Three critical patients and two planes


By now I really should know

If a morning is starting out slow

     I won’t get a break

     To finish my steak

Working nine hours in a row.

Euphoria opened my morning.

My stack of lab results started with a hypothyroid, a hyperthyroid, and a testosterone deficiency.

The thyroid gland is mainspring of the time clock at the plant: it tells the whole show how fast to run.  Thus most hyperthyroid patients can’t sleep, can’t tolerate heat, and lose weight.  Hypothyroid patients may gain or lose weight, but they can’t stand cold and they can’t get going in the morning.  Both conditions lead to lack of energy.

Thyroid problems are very gratifying to treat; I get to save the patient’s life for pennies a day and make him or her feel better.

Testosterone deficiency is much more expensive to treat, but the patient always feels better.

Morning walk-in and emergency clinic was slow and enjoyable but I was the only doc there.
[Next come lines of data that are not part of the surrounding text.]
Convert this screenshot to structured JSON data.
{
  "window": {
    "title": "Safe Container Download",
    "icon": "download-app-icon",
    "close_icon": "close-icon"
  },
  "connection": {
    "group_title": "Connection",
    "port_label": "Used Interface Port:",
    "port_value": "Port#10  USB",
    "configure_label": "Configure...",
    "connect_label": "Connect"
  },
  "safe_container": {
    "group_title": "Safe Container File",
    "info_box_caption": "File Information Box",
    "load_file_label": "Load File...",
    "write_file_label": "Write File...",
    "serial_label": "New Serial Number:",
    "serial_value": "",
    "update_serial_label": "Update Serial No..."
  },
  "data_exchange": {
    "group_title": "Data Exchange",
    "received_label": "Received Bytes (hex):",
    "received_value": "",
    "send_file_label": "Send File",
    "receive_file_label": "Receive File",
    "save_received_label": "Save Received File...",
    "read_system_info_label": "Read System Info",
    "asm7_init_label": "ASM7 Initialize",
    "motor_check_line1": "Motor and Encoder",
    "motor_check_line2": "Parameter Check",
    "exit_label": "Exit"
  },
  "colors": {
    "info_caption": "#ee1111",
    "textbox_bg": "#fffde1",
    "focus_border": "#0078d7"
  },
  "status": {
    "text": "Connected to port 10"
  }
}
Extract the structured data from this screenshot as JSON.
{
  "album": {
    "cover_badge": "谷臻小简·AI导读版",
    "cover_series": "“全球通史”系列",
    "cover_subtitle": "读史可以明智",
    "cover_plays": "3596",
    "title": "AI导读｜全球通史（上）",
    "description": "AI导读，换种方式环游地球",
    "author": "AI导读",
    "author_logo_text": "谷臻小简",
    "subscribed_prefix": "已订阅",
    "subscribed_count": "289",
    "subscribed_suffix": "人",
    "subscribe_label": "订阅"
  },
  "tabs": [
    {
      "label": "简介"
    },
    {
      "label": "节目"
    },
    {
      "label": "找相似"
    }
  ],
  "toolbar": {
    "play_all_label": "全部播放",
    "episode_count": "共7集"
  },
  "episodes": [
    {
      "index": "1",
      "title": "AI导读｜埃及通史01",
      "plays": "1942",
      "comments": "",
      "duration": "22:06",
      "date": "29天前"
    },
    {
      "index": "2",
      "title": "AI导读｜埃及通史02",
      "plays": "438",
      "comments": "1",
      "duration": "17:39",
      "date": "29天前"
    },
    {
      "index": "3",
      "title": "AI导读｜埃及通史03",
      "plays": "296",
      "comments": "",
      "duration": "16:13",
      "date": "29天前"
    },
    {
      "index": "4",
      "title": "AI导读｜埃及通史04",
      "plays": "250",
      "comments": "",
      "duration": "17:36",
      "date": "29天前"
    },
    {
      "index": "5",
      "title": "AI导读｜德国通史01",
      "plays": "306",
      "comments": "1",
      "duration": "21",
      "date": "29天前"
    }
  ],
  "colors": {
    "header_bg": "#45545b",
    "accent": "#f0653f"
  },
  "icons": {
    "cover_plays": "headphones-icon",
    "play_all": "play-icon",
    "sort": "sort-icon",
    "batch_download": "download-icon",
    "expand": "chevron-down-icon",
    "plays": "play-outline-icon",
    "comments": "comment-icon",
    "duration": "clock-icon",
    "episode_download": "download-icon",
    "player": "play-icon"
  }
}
A call from an outlying village elicited my advice to send the patient by commercial plane to Barrow but the patient didn’t arrive till after six.

I got to go to lunch early but I was called back to an emergency just as I was sitting down.  I bolted part of my lunch and threw the rest away. 
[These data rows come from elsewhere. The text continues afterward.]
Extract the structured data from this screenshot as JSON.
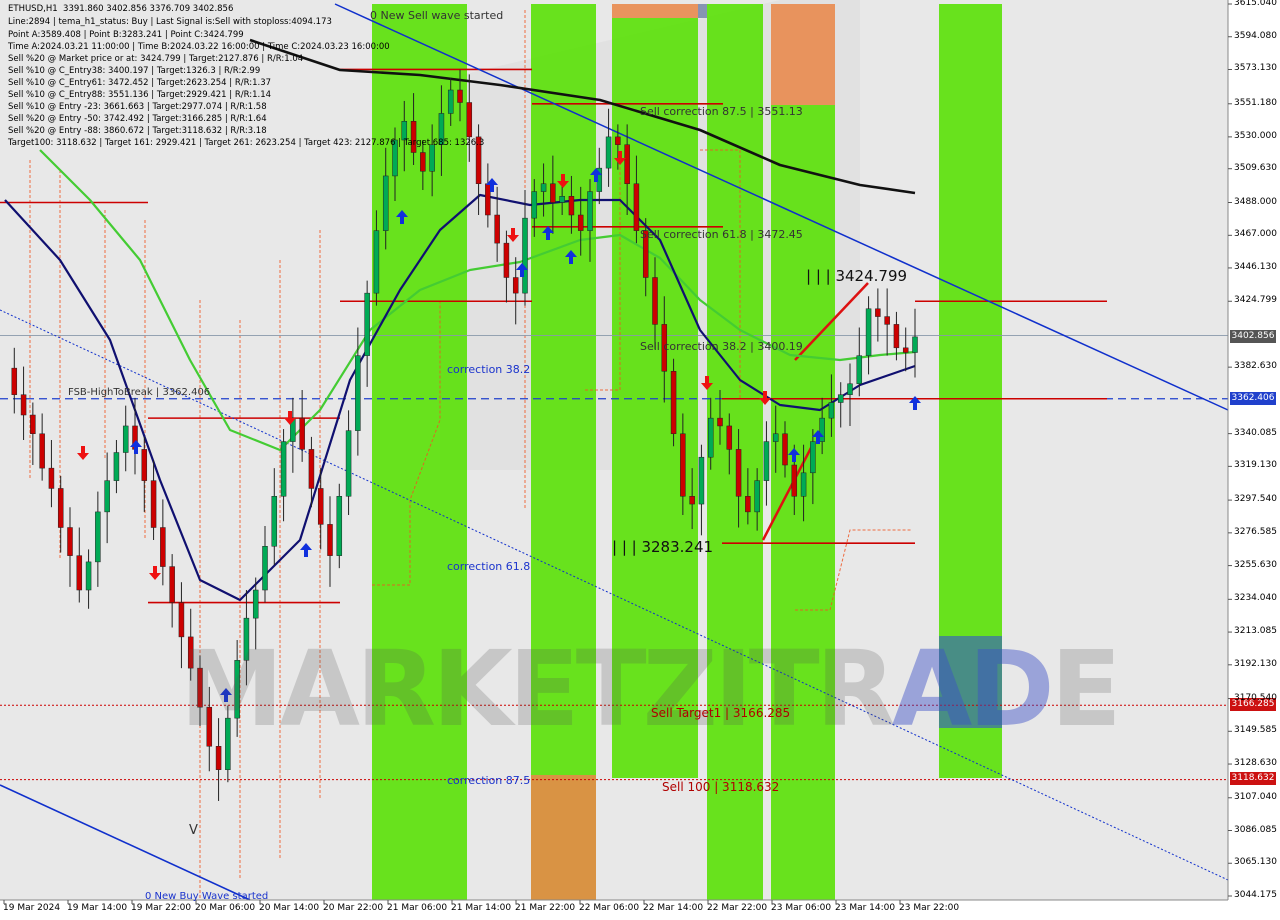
{
  "header": {
    "symbol": "ETHUSD,H1",
    "ohlc": "3391.860 3402.856 3376.709 3402.856",
    "lines": [
      "Line:2894 | tema_h1_status: Buy | Last Signal is:Sell with stoploss:4094.173",
      "Point A:3589.408 | Point B:3283.241 | Point C:3424.799",
      "Time A:2024.03.21 11:00:00 | Time B:2024.03.22 16:00:00 | Time C:2024.03.23 16:00:00",
      "Sell %20 @ Market price or at: 3424.799 | Target:2127.876 | R/R:1.04",
      "Sell %10 @ C_Entry38: 3400.197 | Target:1326.3 | R/R:2.99",
      "Sell %10 @ C_Entry61: 3472.452 | Target:2623.254 | R/R:1.37",
      "Sell %10 @ C_Entry88: 3551.136 | Target:2929.421 | R/R:1.14",
      "Sell %10 @ Entry -23: 3661.663 | Target:2977.074 | R/R:1.58",
      "Sell %20 @ Entry -50: 3742.492 | Target:3166.285 | R/R:1.64",
      "Sell %20 @ Entry -88: 3860.672 | Target:3118.632 | R/R:3.18",
      "Target100: 3118.632 | Target 161: 2929.421 | Target 261: 2623.254 | Target 423: 2127.876 | Target 685: 1326.3"
    ]
  },
  "annotations": {
    "new_sell_wave": "0 New Sell wave started",
    "new_buy_wave": "0 New Buy Wave started",
    "sell_corr_875": "Sell correction 87.5 | 3551.13",
    "sell_corr_618": "Sell correction 61.8 | 3472.45",
    "sell_corr_382": "Sell correction 38.2 | 3400.19",
    "point_c": "| | | 3424.799",
    "point_b": "| | | 3283.241",
    "correction_382": "correction 38.2",
    "correction_618": "correction 61.8",
    "correction_875": "correction 87.5",
    "fsb": "FSB-HighToBreak | 3362.406",
    "sell_target1": "Sell Target1 | 3166.285",
    "sell_100": "Sell 100 | 3118.632",
    "v_mark": "V"
  },
  "watermark": {
    "main": "MARKETZI",
    "trade": "TR",
    "ad": "AD",
    "e": "E"
  },
  "price_tags": {
    "current": "3402.856",
    "fsb": "3362.406",
    "target1": "3166.285",
    "target100": "3118.632"
  },
  "colors": {
    "bull": "#00aa55",
    "bear": "#cc0000",
    "green_zone": "#55e000",
    "orange_zone": "#e8884a",
    "trend_line": "#1030cc",
    "ma_dark": "#111111",
    "ma_navy": "#101070",
    "ma_green": "#44cc33",
    "level_red": "#cc0000",
    "envelope": "#ee5522"
  },
  "chart_data": {
    "type": "candlestick",
    "symbol": "ETHUSD",
    "timeframe": "H1",
    "ylim": [
      3044.175,
      3615.04
    ],
    "price_ticks": [
      "3615.040",
      "3594.080",
      "3573.130",
      "3551.180",
      "3530.000",
      "3509.630",
      "3488.000",
      "3467.000",
      "3446.130",
      "3424.799",
      "3402.856",
      "3382.630",
      "3362.406",
      "3340.085",
      "3319.130",
      "3297.540",
      "3276.585",
      "3255.630",
      "3234.040",
      "3213.085",
      "3192.130",
      "3170.540",
      "3166.285",
      "3149.585",
      "3128.630",
      "3118.632",
      "3107.040",
      "3086.085",
      "3065.130",
      "3044.175"
    ],
    "time_ticks": [
      "19 Mar 2024",
      "19 Mar 14:00",
      "19 Mar 22:00",
      "20 Mar 06:00",
      "20 Mar 14:00",
      "20 Mar 22:00",
      "21 Mar 06:00",
      "21 Mar 14:00",
      "21 Mar 22:00",
      "22 Mar 06:00",
      "22 Mar 14:00",
      "22 Mar 22:00",
      "23 Mar 06:00",
      "23 Mar 14:00",
      "23 Mar 22:00"
    ],
    "levels": [
      {
        "name": "FSB-HighToBreak",
        "value": 3362.406
      },
      {
        "name": "Sell Target1",
        "value": 3166.285
      },
      {
        "name": "Sell 100",
        "value": 3118.632
      },
      {
        "name": "Sell correction 87.5",
        "value": 3551.13
      },
      {
        "name": "Sell correction 61.8",
        "value": 3472.45
      },
      {
        "name": "Sell correction 38.2",
        "value": 3400.19
      },
      {
        "name": "Point A",
        "value": 3589.408
      },
      {
        "name": "Point B",
        "value": 3283.241
      },
      {
        "name": "Point C",
        "value": 3424.799
      }
    ],
    "close_path_h1": [
      3382,
      3365,
      3352,
      3340,
      3318,
      3305,
      3280,
      3262,
      3240,
      3258,
      3290,
      3310,
      3328,
      3345,
      3330,
      3310,
      3280,
      3255,
      3232,
      3210,
      3190,
      3165,
      3140,
      3125,
      3158,
      3195,
      3222,
      3240,
      3268,
      3300,
      3335,
      3350,
      3330,
      3305,
      3282,
      3262,
      3300,
      3342,
      3390,
      3430,
      3470,
      3505,
      3528,
      3540,
      3520,
      3508,
      3525,
      3545,
      3560,
      3552,
      3530,
      3500,
      3480,
      3462,
      3440,
      3430,
      3478,
      3495,
      3500,
      3488,
      3492,
      3480,
      3470,
      3495,
      3510,
      3530,
      3525,
      3500,
      3470,
      3440,
      3410,
      3380,
      3340,
      3300,
      3295,
      3325,
      3350,
      3345,
      3330,
      3300,
      3290,
      3310,
      3335,
      3340,
      3320,
      3300,
      3315,
      3335,
      3350,
      3360,
      3365,
      3372,
      3390,
      3420,
      3415,
      3410,
      3395,
      3392,
      3402
    ]
  }
}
The afternoon waxed progressively frantic.  

In Barrow as in Sioux City infidelity leads to divorce, and divorce leads to health problems rippling through the family.  People come to me with ailments, and I can prescribe things like amoxicillin and hot soaks, nicotine and alcohol cessation.  To ease the real pain all I have are the ability to listen and words of wisdom. 

At quarter to six I realized that if I didn’t get to the cafeteria I’d miss supper and I was already ravenous.  I scurried down the hall and grabbed a Styrofoam box with what would have been a decent steak.  I bolted the cookies on the way back to ER.  Over the next three hours I managed to whittle away half the steak, a third of the potato, and all the vegetables.
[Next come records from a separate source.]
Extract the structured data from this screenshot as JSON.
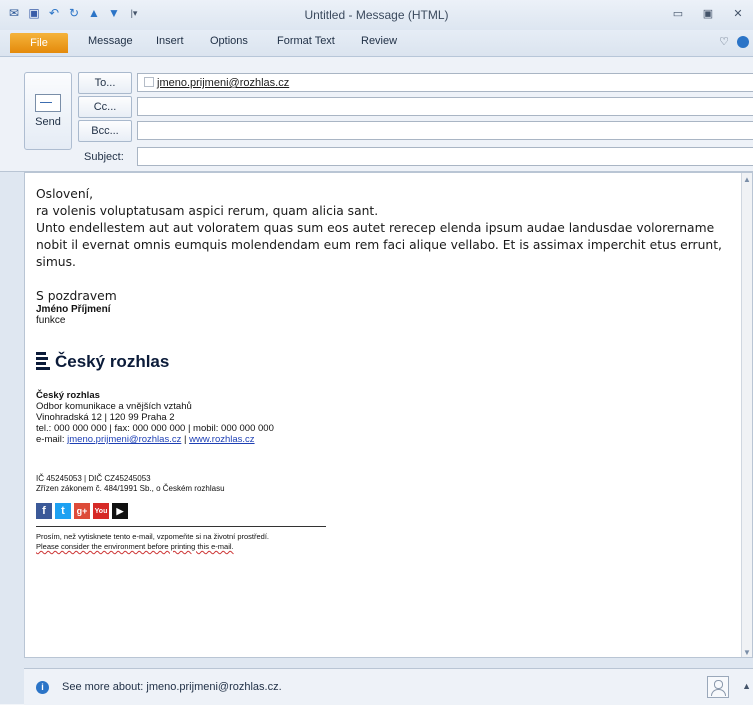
{
  "window": {
    "title": "Untitled - Message (HTML)"
  },
  "quick_access": {
    "icons": [
      "outlook-icon",
      "save-icon",
      "undo-icon",
      "redo-icon",
      "up-icon",
      "down-icon",
      "customize-icon"
    ]
  },
  "ribbon": {
    "file_tab": "File",
    "tabs": [
      "Message",
      "Insert",
      "Options",
      "Format Text",
      "Review"
    ]
  },
  "compose": {
    "send_label": "Send",
    "to_label": "To...",
    "cc_label": "Cc...",
    "bcc_label": "Bcc...",
    "subject_label": "Subject:",
    "to_value": "jmeno.prijmeni@rozhlas.cz",
    "cc_value": "",
    "bcc_value": "",
    "subject_value": ""
  },
  "body": {
    "greeting": "Oslovení,",
    "line1": "ra volenis voluptatusam aspici rerum, quam alicia sant.",
    "line2": "Unto endellestem aut aut voloratem quas sum eos autet rerecep elenda ipsum audae landusdae volorername nobit il evernat omnis eumquis molendendam eum rem faci alique vellabo. Et is assimax imperchit etus errunt, simus.",
    "closing": "S pozdravem"
  },
  "signature": {
    "name": "Jméno Příjmení",
    "role": "funkce",
    "logo_text": "Český rozhlas",
    "org": "Český rozhlas",
    "dept": "Odbor komunikace a vnějších vztahů",
    "address": "Vinohradská 12 | 120 99 Praha 2",
    "phones": "tel.: 000 000 000 | fax: 000 000 000 | mobil: 000 000 000",
    "email_prefix": "e-mail: ",
    "email": "jmeno.prijmeni@rozhlas.cz",
    "sep": " | ",
    "web": "www.rozhlas.cz",
    "ico": "IČ 45245053 | DIČ CZ45245053",
    "law": "Zřízen zákonem č. 484/1991 Sb., o Českém rozhlasu",
    "social": [
      {
        "label": "f",
        "icon": "facebook-icon",
        "color": "#3b5998"
      },
      {
        "label": "t",
        "icon": "twitter-icon",
        "color": "#1da1f2"
      },
      {
        "label": "g+",
        "icon": "google-plus-icon",
        "color": "#dd4b39"
      },
      {
        "label": "You",
        "icon": "youtube-icon",
        "color": "#d62a27"
      },
      {
        "label": "▶",
        "icon": "play-icon",
        "color": "#111111"
      }
    ],
    "env_cz": "Prosím, než vytisknete tento e-mail, vzpomeňte si na životní prostředí.",
    "env_en": "Please consider the environment before printing this e-mail."
  },
  "status_bar": {
    "text": "See more about: jmeno.prijmeni@rozhlas.cz."
  }
}
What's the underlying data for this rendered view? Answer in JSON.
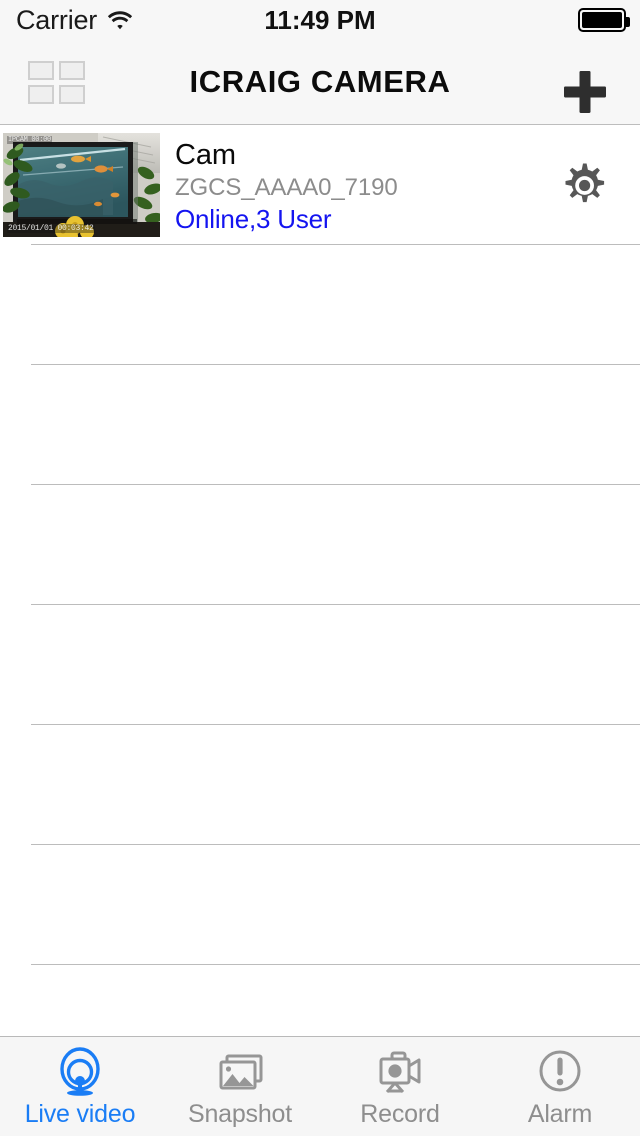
{
  "status_bar": {
    "carrier": "Carrier",
    "wifi_icon": "wifi-icon",
    "time": "11:49 PM",
    "battery_icon": "battery-full-icon"
  },
  "nav_bar": {
    "title": "ICRAIG CAMERA",
    "grid_icon": "grid-2x2-icon",
    "add_icon": "plus-icon"
  },
  "camera_list": {
    "items": [
      {
        "name": "Cam",
        "uid": "ZGCS_AAAA0_7190",
        "status": "Online,3 User",
        "status_color": "#1414f0",
        "settings_icon": "gear-icon",
        "thumbnail": {
          "scene": "aquarium-fish-tank",
          "overlay_top": "IPCAM  00:00",
          "overlay_bottom": "2015/01/01 00:03:42"
        }
      }
    ],
    "empty_row_count": 7
  },
  "tab_bar": {
    "active_index": 0,
    "active_color": "#1a7df5",
    "inactive_color": "#8e8e8e",
    "tabs": [
      {
        "label": "Live video",
        "icon": "live-video-camera-icon"
      },
      {
        "label": "Snapshot",
        "icon": "photo-stack-icon"
      },
      {
        "label": "Record",
        "icon": "video-camera-icon"
      },
      {
        "label": "Alarm",
        "icon": "exclamation-circle-icon"
      }
    ]
  }
}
I dealt with three life threatening situations at the same time.  A patient in town had developed a sudden compromise of a major organ system.  The patient from the outlying village had arrived with alarming physical findings.  A different village called in with information about a potentially salvageable patient. 

With three patients to transport and two planes I had to prioritize.  The in-town patient ranked highest; the outlying patient whom I had never seen got a plane directly to Anchorage.

I called Alaska Native Medical Center (ANMC) about the patient who had flown in at six.  The proper doc on call dialogued with me; with the recommended whomping dose of steroids the patient improved enough to keep in Barrow for the night.

Each Medevac transport south costs between $30,000 and $80,000 and as a result involves a number of hoops that must be jumped through. 

Two of my colleagues came through while I jumped through hoops and organized data; one because of call and one to be supportive.  The cozy outpatient area hummed with activity: two Medevac transporters, three docs, three nurses, a pharmacist, an X-ray tech, two patients with a total of six relatives, and a medical records tech.

I got back to the apartment at nine, put the steak fragment in the fridge and got out my saxophone.  I worked thirteen hours, the last nine without a break.

What had started off slow and clear and solo finished frantic and ambiguous and supported.

Contrast is still  the essence of meaning.